Nel 2025 sarà possibile andare in pensione a 64 anni. Ad introdurre la novità è un emendamento alla Legge di Bilancio 2025, attraverso il quale si ha intenzione di rendere leggermente più flessibile l’uscita dal mondo del lavoro. Si potrà accedere all’assegno previdenziale così presto, però, solo se si ha già maturato almeno 20 anni di contributi e si è completamente ed interamente nel regime contributivo. E, soprattutto. cumulando gli importi del fondo complementare. Questi ultimi sono importanti unicamente – una volta sommati ai contributi previdenziali – per raggiungere l’importo richiesto per andare in pensione a 64 anni.

Ma entriamo un po’ nel dettaglio e cerchiamo di capire chi coinvolge questa importante novità.

Andare in pensione a 64 anni nel 2025

Ruolo importante e determinante per poter andare in pensione al compimento dei 64 anni l’hanno i fondi complementari. Attraverso questi strumenti di risparmio privati, i lavoratori hanno la possibilità di integrare l’assegno previdenziale che viene erogato dal sistema pubblico (prima di tutto l’Inps). Spostando in questi strumenti una determinata cifra – magari parte del Tfr, il Trattamento di Fine Rapporto – è possibile creare una rendita che, nel momento in cui si andrà in pensione, potrà essere affiancata al tradizionale assegno previdenziale.

I fondi complementari giocheranno un ruolo molto importante per chi avesse intenzione di andare in pensione al raggiungimento dei 64 anni. Per il raggiungimento dell’importo minimo per accedere alla pensione viene ammessa la somma tra i contributi previdenziali e i fondi complementari.

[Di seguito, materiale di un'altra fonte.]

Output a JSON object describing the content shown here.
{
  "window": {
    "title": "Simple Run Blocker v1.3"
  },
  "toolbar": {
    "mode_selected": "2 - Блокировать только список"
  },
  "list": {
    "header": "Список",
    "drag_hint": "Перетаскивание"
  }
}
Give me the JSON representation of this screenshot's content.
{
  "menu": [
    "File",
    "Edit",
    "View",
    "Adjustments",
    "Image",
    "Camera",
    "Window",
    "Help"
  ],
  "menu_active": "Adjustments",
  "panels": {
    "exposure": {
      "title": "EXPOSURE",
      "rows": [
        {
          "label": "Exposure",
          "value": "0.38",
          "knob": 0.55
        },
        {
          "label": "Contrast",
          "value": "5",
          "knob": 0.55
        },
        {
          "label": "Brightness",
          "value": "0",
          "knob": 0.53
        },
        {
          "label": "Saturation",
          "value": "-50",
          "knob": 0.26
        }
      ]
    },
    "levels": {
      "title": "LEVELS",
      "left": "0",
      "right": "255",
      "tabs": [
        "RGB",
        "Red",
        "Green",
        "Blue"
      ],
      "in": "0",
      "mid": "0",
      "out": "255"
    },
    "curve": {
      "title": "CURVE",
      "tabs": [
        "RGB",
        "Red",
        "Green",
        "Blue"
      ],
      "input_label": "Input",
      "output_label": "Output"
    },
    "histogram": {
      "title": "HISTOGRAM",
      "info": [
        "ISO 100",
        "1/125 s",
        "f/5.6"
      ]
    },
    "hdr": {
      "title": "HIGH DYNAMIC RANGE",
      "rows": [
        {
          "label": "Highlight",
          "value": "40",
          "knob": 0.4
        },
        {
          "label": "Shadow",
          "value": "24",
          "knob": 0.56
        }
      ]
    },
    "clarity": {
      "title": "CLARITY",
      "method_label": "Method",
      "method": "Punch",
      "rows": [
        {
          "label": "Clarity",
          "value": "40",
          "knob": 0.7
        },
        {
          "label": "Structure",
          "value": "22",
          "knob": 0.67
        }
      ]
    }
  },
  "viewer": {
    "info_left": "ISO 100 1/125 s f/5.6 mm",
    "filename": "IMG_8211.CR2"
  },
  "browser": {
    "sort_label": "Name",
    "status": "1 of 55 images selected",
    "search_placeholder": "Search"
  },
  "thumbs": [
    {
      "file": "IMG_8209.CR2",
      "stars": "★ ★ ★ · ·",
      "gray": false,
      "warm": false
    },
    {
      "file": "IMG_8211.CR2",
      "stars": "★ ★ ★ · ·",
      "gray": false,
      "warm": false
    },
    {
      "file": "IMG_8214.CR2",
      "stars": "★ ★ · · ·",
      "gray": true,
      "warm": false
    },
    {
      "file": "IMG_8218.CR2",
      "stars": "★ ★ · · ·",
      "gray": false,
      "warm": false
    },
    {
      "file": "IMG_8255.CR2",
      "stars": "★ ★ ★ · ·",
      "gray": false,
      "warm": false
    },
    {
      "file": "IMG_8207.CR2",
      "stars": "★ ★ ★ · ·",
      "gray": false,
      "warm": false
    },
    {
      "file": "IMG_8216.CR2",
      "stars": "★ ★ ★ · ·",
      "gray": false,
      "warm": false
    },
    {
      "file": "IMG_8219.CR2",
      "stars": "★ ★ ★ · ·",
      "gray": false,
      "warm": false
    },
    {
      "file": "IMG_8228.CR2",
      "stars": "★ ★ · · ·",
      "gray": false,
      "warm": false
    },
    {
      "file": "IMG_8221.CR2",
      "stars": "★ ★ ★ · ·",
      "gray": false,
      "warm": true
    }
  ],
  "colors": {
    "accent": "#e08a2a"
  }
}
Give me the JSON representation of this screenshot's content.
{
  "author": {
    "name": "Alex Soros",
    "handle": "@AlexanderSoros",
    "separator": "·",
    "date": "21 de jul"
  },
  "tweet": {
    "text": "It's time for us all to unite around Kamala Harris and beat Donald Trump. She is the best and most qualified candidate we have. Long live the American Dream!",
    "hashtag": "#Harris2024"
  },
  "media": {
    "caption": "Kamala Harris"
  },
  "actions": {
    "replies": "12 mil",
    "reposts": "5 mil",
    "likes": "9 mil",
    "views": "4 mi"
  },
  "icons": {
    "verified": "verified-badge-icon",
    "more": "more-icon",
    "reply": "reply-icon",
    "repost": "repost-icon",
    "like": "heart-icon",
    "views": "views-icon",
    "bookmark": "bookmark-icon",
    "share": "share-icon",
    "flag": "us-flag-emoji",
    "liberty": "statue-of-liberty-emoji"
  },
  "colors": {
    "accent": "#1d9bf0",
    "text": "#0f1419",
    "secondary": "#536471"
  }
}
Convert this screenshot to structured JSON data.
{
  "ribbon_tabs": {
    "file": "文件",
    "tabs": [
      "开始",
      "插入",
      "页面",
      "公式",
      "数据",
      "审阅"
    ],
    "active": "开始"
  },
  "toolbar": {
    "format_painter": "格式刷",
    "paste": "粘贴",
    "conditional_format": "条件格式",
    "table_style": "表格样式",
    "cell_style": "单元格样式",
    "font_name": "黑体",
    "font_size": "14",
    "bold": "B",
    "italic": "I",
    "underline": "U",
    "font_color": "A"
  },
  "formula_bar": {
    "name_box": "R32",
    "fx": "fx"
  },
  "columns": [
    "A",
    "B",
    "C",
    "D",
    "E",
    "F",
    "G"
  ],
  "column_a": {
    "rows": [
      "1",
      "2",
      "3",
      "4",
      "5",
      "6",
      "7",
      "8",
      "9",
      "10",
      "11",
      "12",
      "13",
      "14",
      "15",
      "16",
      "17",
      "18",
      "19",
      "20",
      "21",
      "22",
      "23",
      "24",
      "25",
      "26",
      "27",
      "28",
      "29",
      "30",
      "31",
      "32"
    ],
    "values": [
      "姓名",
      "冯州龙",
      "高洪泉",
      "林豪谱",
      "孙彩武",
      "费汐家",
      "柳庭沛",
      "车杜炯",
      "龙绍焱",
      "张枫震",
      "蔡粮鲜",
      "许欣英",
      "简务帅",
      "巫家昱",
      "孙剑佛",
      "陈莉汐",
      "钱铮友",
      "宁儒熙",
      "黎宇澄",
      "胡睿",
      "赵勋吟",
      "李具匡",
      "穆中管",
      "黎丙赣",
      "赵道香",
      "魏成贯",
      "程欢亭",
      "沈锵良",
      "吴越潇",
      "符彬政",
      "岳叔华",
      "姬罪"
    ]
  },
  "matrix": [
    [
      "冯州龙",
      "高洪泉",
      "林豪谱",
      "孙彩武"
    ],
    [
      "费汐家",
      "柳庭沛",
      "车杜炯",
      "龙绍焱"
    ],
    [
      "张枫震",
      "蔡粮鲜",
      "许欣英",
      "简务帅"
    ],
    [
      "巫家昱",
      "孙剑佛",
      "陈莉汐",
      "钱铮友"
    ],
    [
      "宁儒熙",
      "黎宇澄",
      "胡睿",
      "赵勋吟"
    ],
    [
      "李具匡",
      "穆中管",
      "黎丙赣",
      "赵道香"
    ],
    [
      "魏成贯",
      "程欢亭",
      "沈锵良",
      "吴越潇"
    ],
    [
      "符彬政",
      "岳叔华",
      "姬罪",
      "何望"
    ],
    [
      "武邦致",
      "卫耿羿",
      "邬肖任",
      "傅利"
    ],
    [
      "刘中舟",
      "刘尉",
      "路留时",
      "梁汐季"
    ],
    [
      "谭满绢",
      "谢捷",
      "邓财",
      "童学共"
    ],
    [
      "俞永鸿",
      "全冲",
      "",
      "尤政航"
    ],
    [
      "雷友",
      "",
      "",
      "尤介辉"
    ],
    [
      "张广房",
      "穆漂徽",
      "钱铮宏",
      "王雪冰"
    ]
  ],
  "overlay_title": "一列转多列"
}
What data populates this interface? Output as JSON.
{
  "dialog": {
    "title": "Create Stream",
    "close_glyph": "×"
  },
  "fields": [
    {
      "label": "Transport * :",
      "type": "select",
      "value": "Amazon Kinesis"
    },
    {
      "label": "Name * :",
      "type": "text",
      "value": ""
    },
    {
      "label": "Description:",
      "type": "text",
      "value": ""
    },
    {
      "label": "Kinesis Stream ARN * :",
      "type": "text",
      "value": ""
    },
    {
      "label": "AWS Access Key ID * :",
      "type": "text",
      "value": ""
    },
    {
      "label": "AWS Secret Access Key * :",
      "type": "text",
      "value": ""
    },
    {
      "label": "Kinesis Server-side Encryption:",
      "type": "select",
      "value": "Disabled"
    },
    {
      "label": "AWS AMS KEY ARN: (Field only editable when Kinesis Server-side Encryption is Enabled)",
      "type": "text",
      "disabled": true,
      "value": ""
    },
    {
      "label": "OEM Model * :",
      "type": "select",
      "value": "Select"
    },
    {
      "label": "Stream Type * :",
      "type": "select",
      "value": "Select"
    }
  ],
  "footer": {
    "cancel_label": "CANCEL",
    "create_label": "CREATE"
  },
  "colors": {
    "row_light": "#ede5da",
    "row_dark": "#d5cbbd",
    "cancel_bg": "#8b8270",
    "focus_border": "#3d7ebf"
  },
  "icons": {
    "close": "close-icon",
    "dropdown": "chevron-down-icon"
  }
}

Ricordiamo che attualmente la normativa permette di andare in pensione a 64 anni, nel caso in cui il lavoratore abbia maturato almeno 20 anni di contributi e se l’importo dell’assegno previdenziale che percepirà risulti essere pari ad almeno 3 volte la pensione minima per gli uomini e 2,8 volte per le donne. La novità si va ad inserire proprio nelle regole per accedere al suddetto importo: per raggiungerlo è possibile utilizzare anche la rendita del fondo complementare.

Stando ad alcune stime, la novità dovrebbe coinvolgere una platea ristretta: i lavoratori che operano unicamente nel regime contributivo hanno al massimo 28 anni di contributi, otto in più rispetto a quelli previste. Un maggiore effetto potrebbe essere atteso a partire dal 2030, quando la quota dei lavoratori che avranno raggiunto i requisiti minimi sarà più consistente.

Nel caso in cui la cumulabilità con i fondi previdenziali complementari dovesse essere estesa anche ai lavoratori che operano nel regime misto retributivo/contributivo pre 1996, la platea potrebbe allargarsi a 80.000 soggetti.

Un cambio di passo molto importante

Soddisfazione per la decisione di modificare le regole per chi avesse intenzione di andare in pensione al compimento dei 64 anni arriva da Claudio Durigon, sottosegretario al Lavoro della Lega, che ha sottolineato come:

Per la prima volta nella previdenza italiana si potranno cumulare la previdenza obbligatoria e quella complementare per raggiungere un assegno pensionistico pari a tre volte il minimo, riuscendo ad anticipare la pensione a 64 anni. Con il provvedimento si interviene in tema pensionistico affrontando concretamente il problema delle pensioni povere, destinate ad aumentare a fronte di un sistema contributivo che sarà più prevalente.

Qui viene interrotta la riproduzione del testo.